Unit Tests are Also Documentation

One could also argue that like TDD, writing documentation for your code makes you think more clearly and responsibly about what you are doing. I am strongly in favor to the idea that TDD, documentation (perhaps in the form of DDD) and coding itself all combined make up for the best possible outcome in terms of code quality, long term maintainability, resilience, and usability of a code base. Add pair programming to that trio and we have the four pillars of programming enlightenment. 😂️

When you are TDDing, it makes you think about edge cases and situations that would slip through your fingers would you just code the solution to the problem, the actual implementation. If you document what you are writing, it also opens up possibilities and questions that would sometimes remain unearthed.

Each of these steps bring their value to the process and they form a mutual symbiotic relationship.

Another thing that unit tests do for us is to serve as specification and documentation about what features and behaviors a piece of code has. Each test case documents one feature, edge case, how invalid input is handled, etc.
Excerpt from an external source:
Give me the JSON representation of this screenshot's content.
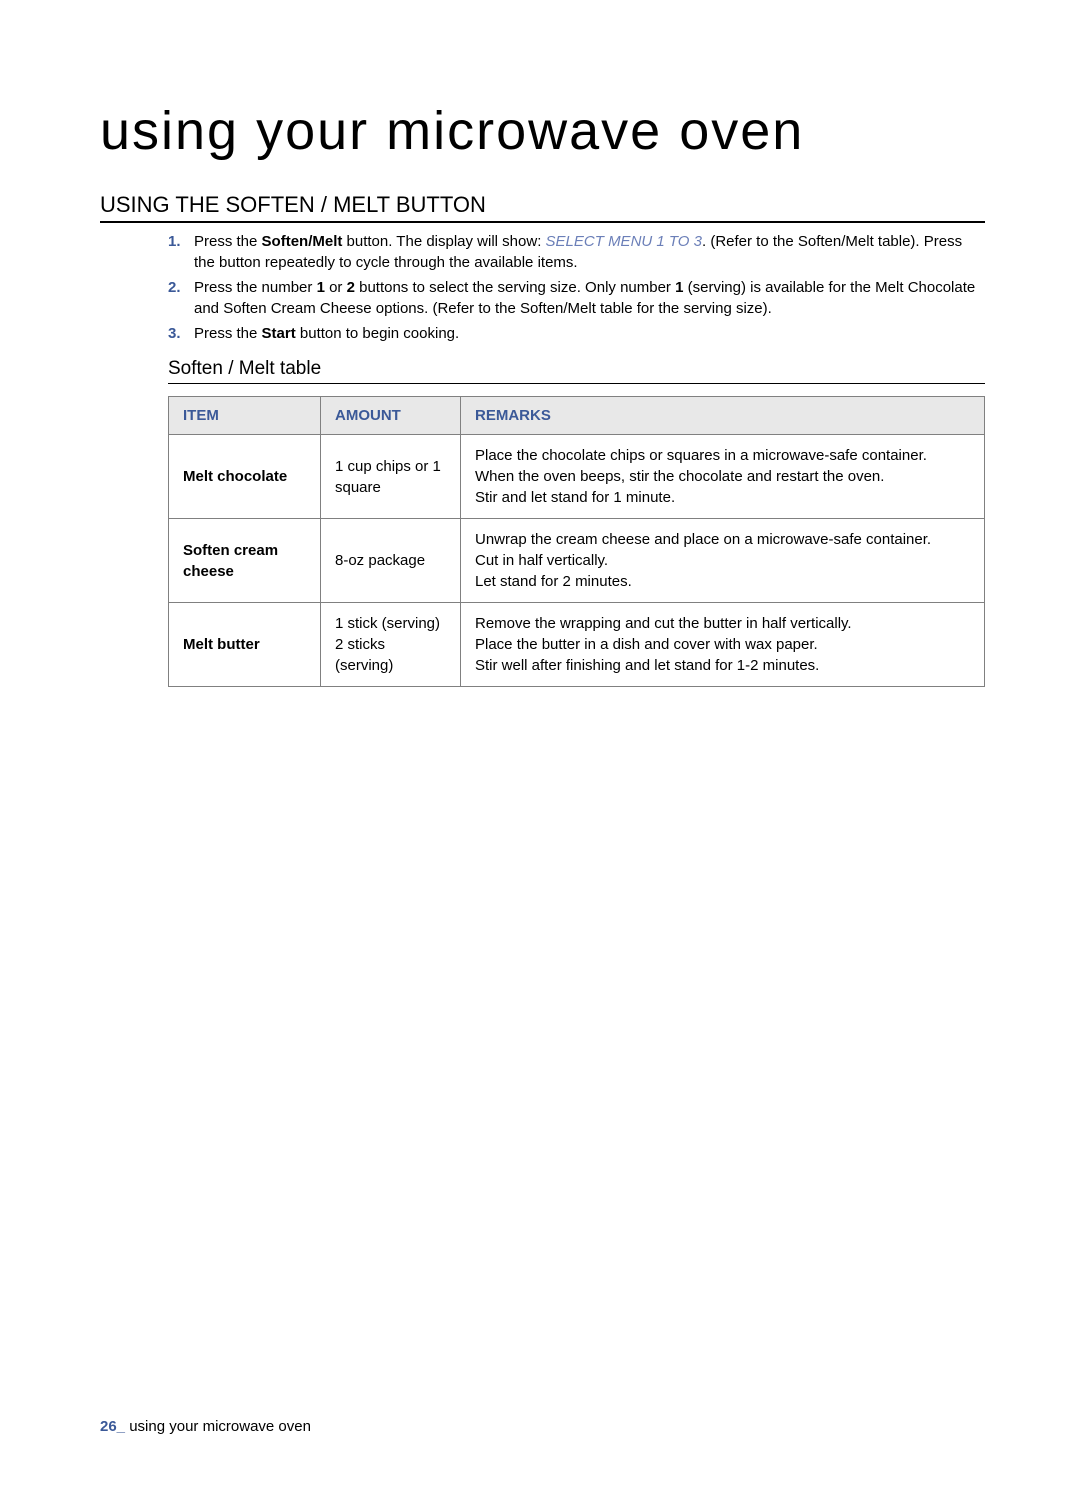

Take a look at an example of how unit tests can give a quick overview of what a function does, how it handles things, etc.:

TDD Example

By reading those lines, you see that this function handles non-string inputs, strings objects (not just literals), strings padded with whitespace, etc. And if you read the code of the test cases, you would see what to expect for output given each kind and example of input.

TDD Example

One more time to drive the point home: unit tests make up for good specification and documentation too!

Conclusion

This is a somewhat controversial topic. Some people who have read Clean Code will say any comment is a sin, and it means the code is not good, readable and/or understandable enough. Even when a piece of code is easy to figure out, you may want to generate searchable and navigable documentation using tools like JSDoc, RDoc, HadDoc, etc. Use your best judgement when writing code and documentation.